The Gameplay Loop The ZA Royale and The Return of Mega Evolution
The whole cycle is a day-night split. By day you explore, catch Pokémon, and do side quests, but at night eerie "Battle Zones" open that become the ZA Royale arena-cum-tournament for you to fight trainers and raise your ranking from Z all the way to A.
Mega Evolutions also make a grand return, revised for the new combat system. They now work on a meter which fills as you deal damage, allowing you to Mega Evolve multiple Pokémon in a single battle. This becomes crucial during boss fights against "Rogue Megas": giant Pokémon with high health that do most gun from mega-evolved allies' powered-up moves.
Unfortunately, the entire thing comes off as somewhat repetitive. The side quests earn almost unanimous opprobrium for being nothing more than lazy fetch quests to "show me this Pokémon", or for more pathetically-simple battles devoid of substance. The ranking system from Z-to-A sounds pretty epic; in actuality, though, it's hardly utilized, skipping large sections of the alphabet and serving to undercut any feeling of a grand journey.
Story, Sound, and Polish A Game of Missed Opportunities
An ordinary tale of lame Pokémon standards honestly describes the situation. There is no evil team or main villain; the conflict hinges on rogue Mega Evolutions caused by a defense system gone wrong. The saddest thing about this critic is that instead of new regional Pokémon variants, we were given new designs for Mega Evolutions: some creative, while most denounced as lazy and uninteresting.

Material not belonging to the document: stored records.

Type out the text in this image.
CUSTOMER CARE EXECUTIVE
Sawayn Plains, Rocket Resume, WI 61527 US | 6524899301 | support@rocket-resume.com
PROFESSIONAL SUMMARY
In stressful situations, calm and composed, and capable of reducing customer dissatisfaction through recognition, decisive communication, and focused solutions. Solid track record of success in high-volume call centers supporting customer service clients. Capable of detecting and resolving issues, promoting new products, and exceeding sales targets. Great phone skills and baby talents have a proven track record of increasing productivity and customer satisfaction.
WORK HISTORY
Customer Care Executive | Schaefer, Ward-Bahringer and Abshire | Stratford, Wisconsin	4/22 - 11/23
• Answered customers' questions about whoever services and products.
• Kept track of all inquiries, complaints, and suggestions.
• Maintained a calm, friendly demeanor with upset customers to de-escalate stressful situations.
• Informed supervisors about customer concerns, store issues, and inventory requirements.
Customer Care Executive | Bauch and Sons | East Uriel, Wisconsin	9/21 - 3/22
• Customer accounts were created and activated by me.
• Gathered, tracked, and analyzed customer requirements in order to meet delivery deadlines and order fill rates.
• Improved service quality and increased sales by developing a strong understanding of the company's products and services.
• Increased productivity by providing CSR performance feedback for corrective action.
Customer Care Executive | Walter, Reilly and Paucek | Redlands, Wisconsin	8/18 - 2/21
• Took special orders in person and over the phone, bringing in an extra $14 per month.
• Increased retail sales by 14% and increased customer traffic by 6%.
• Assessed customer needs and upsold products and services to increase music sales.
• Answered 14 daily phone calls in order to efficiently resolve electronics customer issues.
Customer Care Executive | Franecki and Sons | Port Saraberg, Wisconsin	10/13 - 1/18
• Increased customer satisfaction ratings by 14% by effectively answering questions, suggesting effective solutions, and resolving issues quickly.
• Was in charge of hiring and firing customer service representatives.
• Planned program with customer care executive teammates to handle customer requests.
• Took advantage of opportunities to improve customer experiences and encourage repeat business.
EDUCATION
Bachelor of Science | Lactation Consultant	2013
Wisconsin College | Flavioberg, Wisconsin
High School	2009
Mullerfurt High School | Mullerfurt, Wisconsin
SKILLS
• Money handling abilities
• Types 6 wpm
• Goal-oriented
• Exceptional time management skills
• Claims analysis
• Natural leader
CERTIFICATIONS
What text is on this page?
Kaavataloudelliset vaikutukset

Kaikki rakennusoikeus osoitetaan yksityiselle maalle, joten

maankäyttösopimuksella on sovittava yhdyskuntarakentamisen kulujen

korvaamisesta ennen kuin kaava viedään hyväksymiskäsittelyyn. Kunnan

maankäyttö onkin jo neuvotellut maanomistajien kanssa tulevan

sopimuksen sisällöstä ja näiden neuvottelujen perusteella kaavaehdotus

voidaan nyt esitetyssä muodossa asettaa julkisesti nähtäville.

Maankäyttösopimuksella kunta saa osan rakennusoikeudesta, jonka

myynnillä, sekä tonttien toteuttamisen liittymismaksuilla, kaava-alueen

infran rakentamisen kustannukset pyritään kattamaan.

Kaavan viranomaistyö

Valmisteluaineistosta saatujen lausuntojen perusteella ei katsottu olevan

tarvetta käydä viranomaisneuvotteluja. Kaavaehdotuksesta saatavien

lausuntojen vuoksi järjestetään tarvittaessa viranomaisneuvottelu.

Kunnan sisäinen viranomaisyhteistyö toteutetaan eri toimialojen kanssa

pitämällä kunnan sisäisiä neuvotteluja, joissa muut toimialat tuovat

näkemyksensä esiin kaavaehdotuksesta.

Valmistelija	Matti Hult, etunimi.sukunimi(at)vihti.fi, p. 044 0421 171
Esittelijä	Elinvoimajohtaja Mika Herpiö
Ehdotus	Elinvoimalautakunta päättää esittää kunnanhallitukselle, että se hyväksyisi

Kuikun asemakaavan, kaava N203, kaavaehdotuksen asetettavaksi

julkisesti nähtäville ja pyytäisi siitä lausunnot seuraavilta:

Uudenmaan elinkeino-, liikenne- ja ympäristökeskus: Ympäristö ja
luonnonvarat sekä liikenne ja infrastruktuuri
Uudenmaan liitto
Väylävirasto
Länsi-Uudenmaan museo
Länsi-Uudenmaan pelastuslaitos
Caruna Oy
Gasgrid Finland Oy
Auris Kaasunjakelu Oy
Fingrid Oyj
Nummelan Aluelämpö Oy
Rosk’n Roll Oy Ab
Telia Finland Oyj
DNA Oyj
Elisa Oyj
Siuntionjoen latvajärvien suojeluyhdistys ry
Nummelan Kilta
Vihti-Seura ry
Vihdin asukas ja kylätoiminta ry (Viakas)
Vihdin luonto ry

The division on the game centers around voice acting. The game does feature fully animated cutscenes where characters' mouths move in real-time; shame there is no sound. The obsolescence of the voice acting in this multi-billion-dollar series feels cheap and stands out all the more sorely, especially in an era where even budget RPGs are quietly coming with at least limited voice acting.
Pros, Cons & Rating
Pros
- The real-time combat system is fast, innovative, and fun.
- Great improvement over previous titles in terms of graphics and performance.
- Properly stream-lined gameplay gives the impression of being breezy and quick-paced.
- The Mega Evolutions are back, and we've all been waiting for this.
- Charming presentation of Pokémon coexisting with humans in a city.
Cons
- The whole game takes place in a small, monotonous city.
- Extremely minimal traversal options, and thus, exploration feels slow.
- Wild Zones are pretty small, which makes it feel claustrophobic when catching Pokémon.
- Side quests-unimpressive, lazy and uninspired.
- Complete lack of voice acting is jarring in cutscenes.
- Wardrobe prices are way too high for a game that also feels low-budget and without ambition.
Final Verdict
Pokémon Legends: Z-A is a pretty exasperating game. It does come tantalizingly close to a perfect revival of the series, based mainly on a truly enjoyable and forward-thinking battle system, but "the most pure fun many will probably enjoy with the Pokémon series in a long while." However, this one great innovation is locked in a game that feels small, unambitious, and hasty.
It then places you in a single building, which becomes a claustrophobic imprisonment. The side content is mostly filler, and the lack of polish in key areas becomes hard to ignore for a price tag that can only be called premium.
It is one great idea, with every other aspect poorly executed. Good outweighs the bad, but only just. It's a good experience worth having, but it could have been exceptional.